Inspect your brakes with this 5-minute safety check

brake pad
This brake pad is too worn and needs to be replaced. Alex Roberts/Flickr/CC BY-SA 2.0

Brakes are pretty much the most important safety device on your car. If you've even partially lost your brakes in the past, you'll remember the change of underwear that followed. Inspecting your brakes twice a year for wear and damage can protect you and your passengers while saving you money by catching any damage before it becomes too costly.

On many cars, you can inspect the brakes without even removing the wheel. If your car has alloy wheels with spaces in the middle, you can get a decent assessment done by just peeping through the hole at the goodies. Whether you can peep through your wheel or you have to take the wheel off, be sure you have a clear view of the brake pads and the big shiny disc.
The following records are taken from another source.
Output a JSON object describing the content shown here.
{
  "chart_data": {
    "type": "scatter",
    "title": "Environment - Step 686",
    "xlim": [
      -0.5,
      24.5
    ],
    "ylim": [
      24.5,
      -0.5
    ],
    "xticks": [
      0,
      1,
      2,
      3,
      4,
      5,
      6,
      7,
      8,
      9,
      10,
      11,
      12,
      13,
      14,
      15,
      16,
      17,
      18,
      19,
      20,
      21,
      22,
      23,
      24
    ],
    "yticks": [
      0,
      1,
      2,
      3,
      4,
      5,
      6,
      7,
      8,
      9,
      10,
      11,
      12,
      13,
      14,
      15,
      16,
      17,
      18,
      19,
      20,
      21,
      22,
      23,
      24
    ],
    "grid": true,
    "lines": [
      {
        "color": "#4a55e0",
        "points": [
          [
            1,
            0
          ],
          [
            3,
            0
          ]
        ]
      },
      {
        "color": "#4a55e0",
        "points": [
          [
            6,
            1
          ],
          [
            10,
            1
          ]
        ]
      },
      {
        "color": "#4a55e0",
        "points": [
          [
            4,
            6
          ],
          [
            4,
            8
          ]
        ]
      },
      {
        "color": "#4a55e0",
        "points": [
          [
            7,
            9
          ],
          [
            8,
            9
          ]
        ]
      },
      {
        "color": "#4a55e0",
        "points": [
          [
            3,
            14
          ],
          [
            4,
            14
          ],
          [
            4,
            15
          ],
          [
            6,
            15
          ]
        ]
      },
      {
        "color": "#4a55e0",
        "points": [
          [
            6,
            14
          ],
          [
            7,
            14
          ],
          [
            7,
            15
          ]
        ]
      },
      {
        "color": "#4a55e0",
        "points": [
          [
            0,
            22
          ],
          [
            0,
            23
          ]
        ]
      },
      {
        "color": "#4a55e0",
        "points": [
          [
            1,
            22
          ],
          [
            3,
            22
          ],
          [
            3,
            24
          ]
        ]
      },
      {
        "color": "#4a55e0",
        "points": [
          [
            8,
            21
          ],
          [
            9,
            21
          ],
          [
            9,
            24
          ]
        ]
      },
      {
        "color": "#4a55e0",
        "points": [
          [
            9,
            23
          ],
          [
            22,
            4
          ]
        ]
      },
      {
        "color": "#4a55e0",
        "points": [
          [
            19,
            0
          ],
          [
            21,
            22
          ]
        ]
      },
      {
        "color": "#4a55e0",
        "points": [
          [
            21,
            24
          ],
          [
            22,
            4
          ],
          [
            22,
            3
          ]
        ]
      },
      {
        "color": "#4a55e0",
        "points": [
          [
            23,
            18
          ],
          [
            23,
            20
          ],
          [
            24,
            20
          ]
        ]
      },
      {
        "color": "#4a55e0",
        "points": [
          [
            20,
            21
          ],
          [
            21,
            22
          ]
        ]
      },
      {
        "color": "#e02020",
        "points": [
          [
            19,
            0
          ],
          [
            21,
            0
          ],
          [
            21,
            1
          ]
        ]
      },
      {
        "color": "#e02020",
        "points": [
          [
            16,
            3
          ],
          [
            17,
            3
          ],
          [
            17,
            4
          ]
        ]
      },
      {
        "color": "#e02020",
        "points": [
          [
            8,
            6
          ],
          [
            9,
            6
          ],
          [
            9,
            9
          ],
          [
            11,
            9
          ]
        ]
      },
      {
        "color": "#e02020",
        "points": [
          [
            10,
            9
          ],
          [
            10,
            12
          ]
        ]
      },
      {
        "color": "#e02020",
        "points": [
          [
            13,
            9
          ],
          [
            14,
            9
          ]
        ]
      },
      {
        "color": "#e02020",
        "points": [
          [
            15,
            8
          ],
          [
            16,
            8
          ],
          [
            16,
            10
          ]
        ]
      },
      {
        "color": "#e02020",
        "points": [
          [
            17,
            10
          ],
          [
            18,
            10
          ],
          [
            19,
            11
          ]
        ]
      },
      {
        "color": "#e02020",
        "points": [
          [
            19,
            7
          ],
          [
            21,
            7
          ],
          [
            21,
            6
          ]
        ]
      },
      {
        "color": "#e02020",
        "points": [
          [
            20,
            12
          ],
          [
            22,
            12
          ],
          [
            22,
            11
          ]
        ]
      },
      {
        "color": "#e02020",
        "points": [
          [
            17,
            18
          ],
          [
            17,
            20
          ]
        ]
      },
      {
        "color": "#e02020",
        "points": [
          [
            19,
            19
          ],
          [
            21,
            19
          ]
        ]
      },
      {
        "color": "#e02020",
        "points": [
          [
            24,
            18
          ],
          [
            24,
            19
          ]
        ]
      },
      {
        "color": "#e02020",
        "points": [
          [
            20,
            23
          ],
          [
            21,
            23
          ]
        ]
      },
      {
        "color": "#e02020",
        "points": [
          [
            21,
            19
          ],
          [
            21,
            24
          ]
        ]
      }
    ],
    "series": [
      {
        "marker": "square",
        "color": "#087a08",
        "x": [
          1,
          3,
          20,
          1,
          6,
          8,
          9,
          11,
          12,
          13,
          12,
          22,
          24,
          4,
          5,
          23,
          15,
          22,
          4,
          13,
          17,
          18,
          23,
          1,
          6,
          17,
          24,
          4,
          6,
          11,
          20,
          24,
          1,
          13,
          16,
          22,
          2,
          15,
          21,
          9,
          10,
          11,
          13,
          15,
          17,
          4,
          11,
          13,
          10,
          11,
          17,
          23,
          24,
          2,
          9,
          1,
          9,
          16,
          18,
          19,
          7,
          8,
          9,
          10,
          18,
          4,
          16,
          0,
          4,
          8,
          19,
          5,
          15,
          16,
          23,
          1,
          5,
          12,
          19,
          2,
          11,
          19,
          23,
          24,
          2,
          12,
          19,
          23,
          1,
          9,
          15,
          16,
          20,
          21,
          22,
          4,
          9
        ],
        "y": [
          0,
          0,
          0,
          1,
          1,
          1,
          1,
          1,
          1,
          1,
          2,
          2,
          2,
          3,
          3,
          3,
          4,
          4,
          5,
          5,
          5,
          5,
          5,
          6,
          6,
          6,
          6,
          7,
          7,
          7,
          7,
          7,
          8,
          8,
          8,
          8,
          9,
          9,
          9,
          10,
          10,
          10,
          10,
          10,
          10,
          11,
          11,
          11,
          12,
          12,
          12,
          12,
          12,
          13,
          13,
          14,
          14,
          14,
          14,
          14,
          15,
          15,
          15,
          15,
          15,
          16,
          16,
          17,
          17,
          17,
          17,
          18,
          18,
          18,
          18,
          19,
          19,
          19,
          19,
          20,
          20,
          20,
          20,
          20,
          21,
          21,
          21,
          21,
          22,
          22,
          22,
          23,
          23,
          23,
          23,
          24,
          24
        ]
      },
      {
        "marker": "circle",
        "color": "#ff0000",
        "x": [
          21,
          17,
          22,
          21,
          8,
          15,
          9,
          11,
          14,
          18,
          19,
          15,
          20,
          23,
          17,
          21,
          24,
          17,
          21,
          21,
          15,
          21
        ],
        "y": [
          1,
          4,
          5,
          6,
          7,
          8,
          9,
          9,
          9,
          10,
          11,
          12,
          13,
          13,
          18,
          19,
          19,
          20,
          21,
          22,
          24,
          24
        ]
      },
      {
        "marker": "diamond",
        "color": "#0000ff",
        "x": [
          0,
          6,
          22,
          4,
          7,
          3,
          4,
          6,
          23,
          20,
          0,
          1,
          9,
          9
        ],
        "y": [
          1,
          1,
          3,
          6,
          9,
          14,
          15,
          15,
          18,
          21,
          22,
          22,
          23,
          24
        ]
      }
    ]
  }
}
Keep in mind this is a very cursory inspection to see if you have a glaring issue with your brakes. If you suspect that you're having a brake problem, I recommend doing a more thorough inspection or having a professional inspection performed by a trained technician. In terms of getting a very general assessment of your brake system's health, this is a great way to both become familiar with the parts of your car or truck's brake parts and to look into how soon you'll need to do some brake maintenance. 

Inspecting Your Brake Discs

Let's inspect the disc first. It should be shiny from the inside to the outer edge, and fairly uniform. Don't worry if you can see slight lines in it, this is normal wear. However, if there are any rough spots or pronounced grooves in the disc, you should replace your brake discs. If the brakes are cool, you can use your finger to feel the surface of the disc for rough spots or deep grooves. Brake discs should always be replaced in pairs so that your car's driveability and safety are not compromised.

Are Your Brake Pads Worn or Bad?

Now take a look at the pads. You'll have to peek up to see them, but if you follow the surface of the disc to the top, you'll see the outside pad touching the disc. If there is 1/8" or less remaining on the pad, it's time for new ones. That's about the height of two pennies stacked on top of each other. Don't worry, brake pads are cheap and replacing your brake pads is a no-sweat job.

A Quick Look at Brake Lines

Finally, take a look at your brake lines. Rubber coated lines should be soft and supple, not cracked and rigid. If you see cracks in flexible brake lines they will need to be replaced. ​Also be sure to inspect the hard, metal lines. These can become corroded, especially in snowy regions where chemicals are used on the roads.

It's amazing how much money you can save by performing regular inspections on your vehicle's major systems. Each time I hear a car coming to a stop accompanied by a hideous scraping sound, I see dollar signs. If that driver had replaced the brake pads before they were worn down to the base, the brake discs would still be in good shape and hundreds of dollars could have been saved. Deferred maintenance is never a good way to save money.